僕たちはこの4つの感情を、昨日、今日、明日と移動し続けている。
どんなに嬉しいことがあっても、突然の不幸が襲ってくるし、どんなに辛いことがあっても、必ず笑って過ごせる瞬間が現れる。
もしかしたら、生きるということは、そんな「感情」という地図を抱えた旅なのかもしれない。
「旅を充実させるのは、食事とホテル。」
これは、大手旅行代理店が長年に渡って調査した結果であり、揺ぎない経験則なのであろう。

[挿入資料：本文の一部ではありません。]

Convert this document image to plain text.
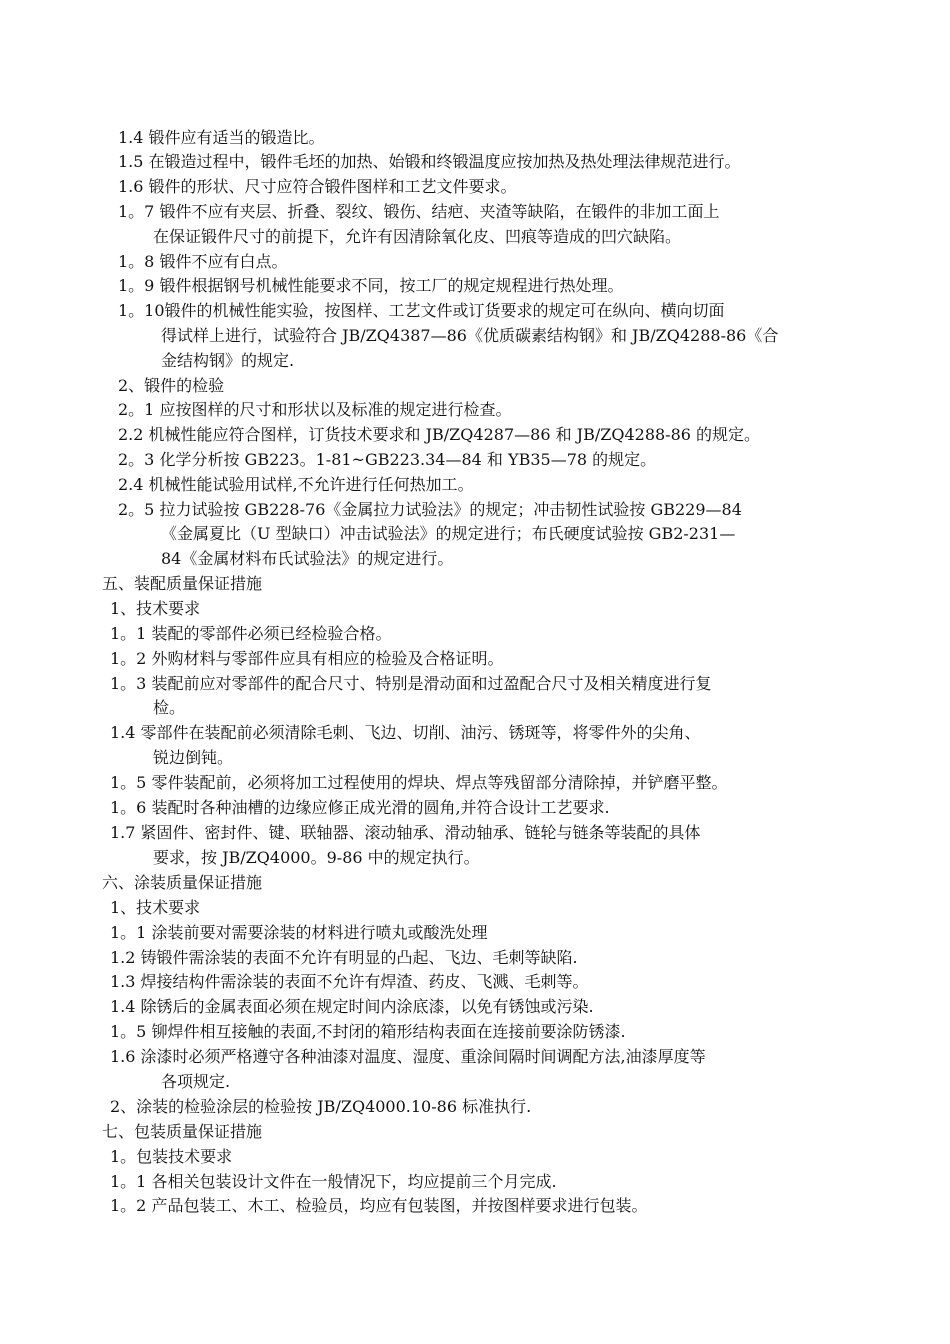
1.4 锻件应有适当的锻造比。
1.5 在锻造过程中，锻件毛坯的加热、始锻和终锻温度应按加热及热处理法律规范进行。
1.6 锻件的形状、尺寸应符合锻件图样和工艺文件要求。
1。7 锻件不应有夹层、折叠、裂纹、锻伤、结疤、夹渣等缺陷，在锻件的非加工面上
在保证锻件尺寸的前提下，允许有因清除氧化皮、凹痕等造成的凹穴缺陷。
1。8 锻件不应有白点。
1。9 锻件根据钢号机械性能要求不同，按工厂的规定规程进行热处理。
1。10锻件的机械性能实验，按图样、工艺文件或订货要求的规定可在纵向、横向切面
得试样上进行，试验符合 JB/ZQ4387—86《优质碳素结构钢》和 JB/ZQ4288-86《合
金结构钢》的规定.
2、锻件的检验
2。1 应按图样的尺寸和形状以及标准的规定进行检查。
2.2 机械性能应符合图样，订货技术要求和 JB/ZQ4287—86 和 JB/ZQ4288-86 的规定。
2。3 化学分析按 GB223。1-81~GB223.34—84 和 YB35—78 的规定。
2.4 机械性能试验用试样,不允许进行任何热加工。
2。5 拉力试验按 GB228-76《金属拉力试验法》的规定；冲击韧性试验按 GB229—84
《金属夏比（U 型缺口）冲击试验法》的规定进行；布氏硬度试验按 GB2-231—
84《金属材料布氏试验法》的规定进行。
五、装配质量保证措施
1、技术要求
1。1 装配的零部件必须已经检验合格。
1。2 外购材料与零部件应具有相应的检验及合格证明。
1。3 装配前应对零部件的配合尺寸、特别是滑动面和过盈配合尺寸及相关精度进行复
检。
1.4 零部件在装配前必须清除毛刺、飞边、切削、油污、锈斑等，将零件外的尖角、
锐边倒钝。
1。5 零件装配前，必须将加工过程使用的焊块、焊点等残留部分清除掉，并铲磨平整。
1。6 装配时各种油槽的边缘应修正成光滑的圆角,并符合设计工艺要求.
1.7 紧固件、密封件、键、联轴器、滚动轴承、滑动轴承、链轮与链条等装配的具体
要求，按 JB/ZQ4000。9-86 中的规定执行。
六、涂装质量保证措施
1、技术要求
1。1 涂装前要对需要涂装的材料进行喷丸或酸洗处理
1.2 铸锻件需涂装的表面不允许有明显的凸起、飞边、毛刺等缺陷.
1.3 焊接结构件需涂装的表面不允许有焊渣、药皮、飞溅、毛刺等。
1.4 除锈后的金属表面必须在规定时间内涂底漆，以免有锈蚀或污染.
1。5 铆焊件相互接触的表面,不封闭的箱形结构表面在连接前要涂防锈漆.
1.6 涂漆时必须严格遵守各种油漆对温度、湿度、重涂间隔时间调配方法,油漆厚度等
各项规定.
2、涂装的检验涂层的检验按 JB/ZQ4000.10-86 标准执行.
七、包装质量保证措施
1。包装技术要求
1。1 各相关包装设计文件在一般情况下，均应提前三个月完成.
1。2 产品包装工、木工、检验员，均应有包装图，并按图样要求进行包装。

どんなに景色の良い観光地を訪れようとも、食事が質素であれば、その旅の感動は冷める。
どんなに豊かな異文化交流をしようとも、ホテルが粗末であれば、その旅の記憶はモノクロだ。
つまり、旅とは、日常を支える、ありふれた欲求を充実させて、初めて輝くのである。
「人生とは旅のようなものである。」
ならば、生きることを充実させるには、この根源的な4つの感情を色濃くしてみよう。
震えるくらいの喜び。
噛み殺す怒り。
絶対温度の悲しみ。
脱力する楽しみ。
あなたには、感情の原体験がありますか?
僕は、昨日、今日、明日という人生の一瞬を、大好きな人や守るべき家族に伝える時、嘘の無い感情を伝えたいと考えている。
未来を語る楽しみ。
今を求める怒り。
過去を失う悲しみ。
そして、共に生きる喜び。
人は4つの場所しか移動できないのかもしれない。
でも、ふたりなら、8つの場所を訪れることができる。
旅はまだ始まったばかり、その喜怒哀楽を心の底から味わい、語ろうではないか。
僕たちの地図は自分たちで作らなくてはならないのだから。